There's no comparison of development time. No mention of how successful either product actually was in production. No comparison of productivity between the two teams, only a reference to the productivity of the TDD team.  No acknowledgement that other factors besides TDD might have been responsible for their findings, since again this is not a controlled experiment.  And none of this prevents them from presenting best-practices for TDD in their results section, as though two misleading graphs is a good proxy for a well-executed experiment and statistical significance.   Frankly, this source was enormously disappointing to me.  The discrepancies in KLOC and absolute defect rates are significant enough that I'm struggling to understand how this paper was A) published and B) cited by 134 other authors.

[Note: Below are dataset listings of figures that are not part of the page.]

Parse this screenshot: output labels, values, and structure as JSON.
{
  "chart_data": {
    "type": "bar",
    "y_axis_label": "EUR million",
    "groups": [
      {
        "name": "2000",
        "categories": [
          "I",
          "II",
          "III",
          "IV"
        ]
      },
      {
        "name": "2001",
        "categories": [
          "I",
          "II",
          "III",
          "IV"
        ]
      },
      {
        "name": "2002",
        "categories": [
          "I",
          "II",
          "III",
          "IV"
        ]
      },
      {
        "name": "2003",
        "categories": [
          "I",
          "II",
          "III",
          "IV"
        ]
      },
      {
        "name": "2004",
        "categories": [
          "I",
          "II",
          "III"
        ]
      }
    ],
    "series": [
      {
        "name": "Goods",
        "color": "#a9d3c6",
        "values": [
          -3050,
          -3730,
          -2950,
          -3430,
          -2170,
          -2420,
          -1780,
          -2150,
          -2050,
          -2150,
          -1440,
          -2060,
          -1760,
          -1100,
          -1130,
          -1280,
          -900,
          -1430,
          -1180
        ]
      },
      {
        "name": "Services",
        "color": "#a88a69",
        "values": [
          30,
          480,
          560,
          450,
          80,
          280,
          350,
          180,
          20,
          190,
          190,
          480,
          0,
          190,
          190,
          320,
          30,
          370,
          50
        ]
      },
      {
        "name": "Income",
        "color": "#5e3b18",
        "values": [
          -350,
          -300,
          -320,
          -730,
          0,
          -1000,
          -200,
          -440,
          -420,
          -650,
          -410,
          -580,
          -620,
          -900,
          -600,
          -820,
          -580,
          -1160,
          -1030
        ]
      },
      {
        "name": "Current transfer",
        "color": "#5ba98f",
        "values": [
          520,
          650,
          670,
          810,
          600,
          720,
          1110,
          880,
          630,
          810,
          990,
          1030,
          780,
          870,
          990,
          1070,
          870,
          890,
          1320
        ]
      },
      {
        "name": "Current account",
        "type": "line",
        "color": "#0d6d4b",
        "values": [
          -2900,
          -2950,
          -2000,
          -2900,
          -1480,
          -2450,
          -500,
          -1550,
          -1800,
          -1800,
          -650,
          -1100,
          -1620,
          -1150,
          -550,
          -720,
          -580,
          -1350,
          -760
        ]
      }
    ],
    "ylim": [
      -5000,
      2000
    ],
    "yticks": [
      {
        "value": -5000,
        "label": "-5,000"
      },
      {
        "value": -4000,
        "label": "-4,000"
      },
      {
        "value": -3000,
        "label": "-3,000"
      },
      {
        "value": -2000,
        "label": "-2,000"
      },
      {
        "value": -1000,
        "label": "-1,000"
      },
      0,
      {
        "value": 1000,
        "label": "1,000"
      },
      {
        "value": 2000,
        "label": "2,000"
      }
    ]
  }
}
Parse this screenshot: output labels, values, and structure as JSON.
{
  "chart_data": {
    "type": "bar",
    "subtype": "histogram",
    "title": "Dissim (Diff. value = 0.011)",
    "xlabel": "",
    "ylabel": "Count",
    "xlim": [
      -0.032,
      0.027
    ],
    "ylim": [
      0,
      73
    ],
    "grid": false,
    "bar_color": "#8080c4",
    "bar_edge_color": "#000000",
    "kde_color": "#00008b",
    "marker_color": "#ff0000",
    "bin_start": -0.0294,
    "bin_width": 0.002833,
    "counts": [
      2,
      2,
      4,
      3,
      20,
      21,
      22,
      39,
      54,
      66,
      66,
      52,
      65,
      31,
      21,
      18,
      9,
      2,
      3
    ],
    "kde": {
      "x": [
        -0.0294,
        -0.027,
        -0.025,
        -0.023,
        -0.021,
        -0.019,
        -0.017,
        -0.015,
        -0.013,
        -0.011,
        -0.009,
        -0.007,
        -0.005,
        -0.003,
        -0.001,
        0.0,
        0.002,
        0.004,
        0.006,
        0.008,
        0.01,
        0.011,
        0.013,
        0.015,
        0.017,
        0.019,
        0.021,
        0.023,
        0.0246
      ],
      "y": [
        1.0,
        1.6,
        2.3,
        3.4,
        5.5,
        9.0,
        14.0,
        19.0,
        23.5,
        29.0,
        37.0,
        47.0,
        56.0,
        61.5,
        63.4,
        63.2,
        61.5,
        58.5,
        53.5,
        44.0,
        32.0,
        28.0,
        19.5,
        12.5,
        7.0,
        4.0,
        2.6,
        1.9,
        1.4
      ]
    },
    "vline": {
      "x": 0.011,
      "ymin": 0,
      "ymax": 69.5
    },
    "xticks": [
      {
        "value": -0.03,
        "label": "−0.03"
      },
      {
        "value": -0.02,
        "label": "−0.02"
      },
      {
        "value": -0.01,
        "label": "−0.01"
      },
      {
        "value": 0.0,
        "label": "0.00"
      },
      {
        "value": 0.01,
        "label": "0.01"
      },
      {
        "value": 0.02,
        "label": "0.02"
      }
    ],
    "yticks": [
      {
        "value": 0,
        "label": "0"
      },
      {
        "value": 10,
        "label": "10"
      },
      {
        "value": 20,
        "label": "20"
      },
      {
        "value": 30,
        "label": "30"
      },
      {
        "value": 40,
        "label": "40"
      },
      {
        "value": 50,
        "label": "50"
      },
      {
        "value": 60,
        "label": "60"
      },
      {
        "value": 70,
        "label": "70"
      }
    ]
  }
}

In my opinion, neither of these papers establish that TDD is an effective practice.  Of course, neither of them preclude it from being effective either, so the jury's still out.  And it's entirely possible I've made an error interpreting these findings; I graciously welcome your peer review, dear reader.  In any event, I think Greg Wilson's point stands strong: what are our standards of truth? Why do we do what we think works as opposed to what we've empirically shown to work?


2 comments:

Anonymous said...

Nice post, Jeremy. A few comments:

First, as a bit of context, it looks like the second paper you link to was published in an "Experience Report" track, which has less stringent requirements from a scientific perspective.

Second, even if it weren't, over time you'll see that the paper that covers all its bases, scientifically speaking, and produces a clear actionable result is a very rare find. That's simply because this is an incredibly messy domain, and studying it in a way that accounts for every confounding variable is quite costly, and in many cases unfeasible. So as you read research in this area, you'll still need to exercise some judgment ("OK, they're not doing this or that, but the effect they report on is quite strong... how much can I trust this finding?"). The situation might be different in a few years, but unfortunately that's the state we're in now.

Incidentally, if the authors don't report on something that you think is important to understand the trustworthiness of a finding, you should feel free to contact them! They'll usually get back to you with sensible answers to your questions, if you ask nicely.

Having said all that, you're right in that using a defect density metric to compare two projects implementing the same requirements is a strange choice, especially with such a wide difference in resulting KLOCs. A total defect count would be better, and apparently, far less impressive from a TDD perspective.

kidjan said...

catenary,

Thanks for the comments, particularly the clarification on where the second article was published.

I guess what I find disturbing about both these papers is they're really putting the cart before the horse--the authors clearly believe in TDD, and from my vantage point, they're looking for information to support the conclusion that TDD is a good practice, rather than trying to prove it's effective. See "texas sharpshooter fallacy" on wikipedia for more info on this error in reasoning.

The first paper, I don't find compelling. But the second paper....I'm struggling to see how it doesn't amount to academic dishonesty. I suppose I should send some email asking some pointed questions, like you mention, but I find it hard to believe they unknowingly presented the data as they did.